LOS ANGELES (CN) – Undocumented immigrant children separated from the parents at the U.S.-Mexico border and detained at a Texas immigrant detention center after being separated from their families must be moved to a less restrictive setting, after a federal judge on Monday found the facility violated a decades-old settlement.
In a 32-page order, U.S. District Judge Dolly Gee said children detained at Shiloh Treatment Center in Manvel, Texas, must be transferred somewhere less like a prison while they go through the immigration process.
Gee said the facility and its operator the Office of Refugee Resettlement violated provisions of the 1997 Flores settlement, which sets standards for the detention, release and treatment of all undocumented children in federal custody.
Under the Flores settlement, child detainees must be released to relatives or other custodians or placed in facilities within 20 days. Facilities housing the children must be “the least restrictive setting appropriate to the minor’s age and special needs.”
The judge found the Shiloh facility breached the agreement by locking children in restrictive, 24-hour surveillance settings. She ordered the facility to stop using security measures that are “not necessary” to protect the children.
In court filings, the plaintiffs cited as an example of the treatment at Shiloh an incident in which child detainee Julio Z. was thrown to the ground by guards after repeatedly requesting a drink of water.
Attorneys with Los Angeles-based Center for Human Rights & Constitutional Law filed a lawsuit on behalf of the children on April 16 lawsuit, claiming the Office of Refugee Resettlement had also breached the Flores settlement by administering psychotropic drugs to detained children without a court order or proper medical consent.
Gee said in her order Monday that the facility must adhere to Texas child welfare laws and obtain proper medical consent.
“If defendants are not able to obtain such informed written consent, then they may not administer the psychotropic medication to the class member unless they obtain a court order authorizing them to do so under Texas law or there is an ‘emergency,’” Gee wrote.
A child may only be kept at Shiloh if a licensed psychologist or psychiatrist says the child is a danger to themselves or others, Gee said.
The judge also said detained children must be released more quickly to family or sponsors. Children placed in secure facilities – even when the placement was based on erroneous information – don’t need to wait for approval by authorities or until “post-release” services like mental health counseling are in place. The kids’ attorneys had argued both led to prolonged detention.

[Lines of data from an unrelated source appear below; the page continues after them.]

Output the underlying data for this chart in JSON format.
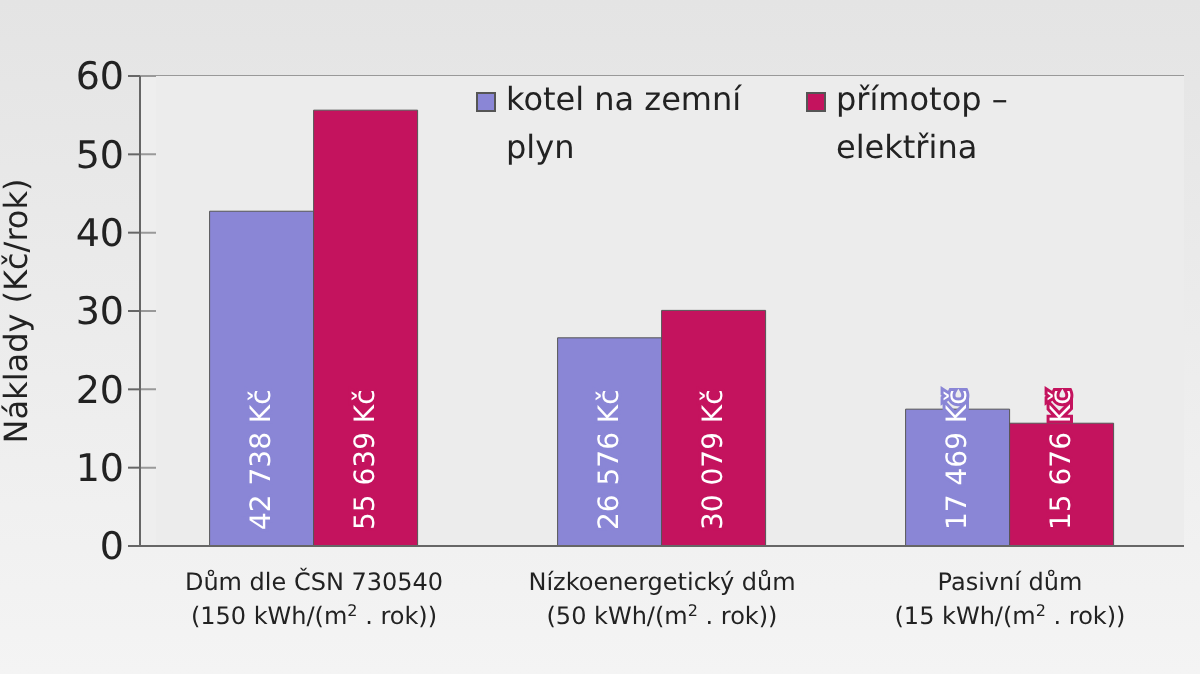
{
  "chart_data": {
    "type": "bar",
    "ylabel": "Náklady (Kč/rok)",
    "categories": [
      "Dům dle ČSN 730540\n(150 kWh/(m$^{2}$ . rok))",
      "Nízkoenergetický dům\n(50 kWh/(m$^{2}$ . rok))",
      "Pasivní dům\n(15 kWh/(m$^{2}$ . rok))"
    ],
    "series": [
      {
        "name": "kotel na zemní plyn",
        "color": "#8a86d6",
        "values": [
          42.738,
          26.576,
          17.469
        ],
        "value_labels": [
          "42 738 Kč",
          "26 576 Kč",
          "17 469 Kč"
        ]
      },
      {
        "name": "přímotop – elektřina",
        "color": "#c4135e",
        "values": [
          55.639,
          30.079,
          15.676
        ],
        "value_labels": [
          "55 639 Kč",
          "30 079 Kč",
          "15 676 Kč"
        ]
      }
    ],
    "ylim": [
      0,
      60
    ],
    "yticks": [
      0,
      10,
      20,
      30,
      40,
      50,
      60
    ],
    "grid": "y",
    "legend": "top"
  }
}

While Gee said the facility didn’t violate the agreement by housing the kids together – under the terms of the settlement, they’re entitled only to private storage space – she found the facility violated the kids’ privacy rights by denying them access to private, unmonitored telephone calls. She ordered the facility to allow children to “talk privately” on the phone.
Despite the government’s breach of the Flores settlement, Gee declined to hold the Office of Refugee Resettlement in contempt.
She also chastised both sides – the plaintiffs for seeking “extracontractual remedies” and the government for claiming its actions are protected by a bill on human trafficking that supersedes the Flores agreement.
“Both sides apparently fail to comprehend the court’s role in these proceedings,” Gee wrote, reminding the parties she’s bound by the terms of the agreement and can’t arbitrarily add language to it.
Both parties will have until Aug. 10 to propose any amendments to Gee’s order.
A U.S. Department of Health and Human Services spokesperson said in an email the agency does not comment on ongoing litigation but will review Monday’s order to “determine next steps.”
The kids’ attorneys Peter Schey and Carlos Holguin did not respond to a request for comment by press time.
Last week, Gee said she intends to appoint a special monitor to give “impartial and unbiased” reports on conditions at migrant child detention facilities.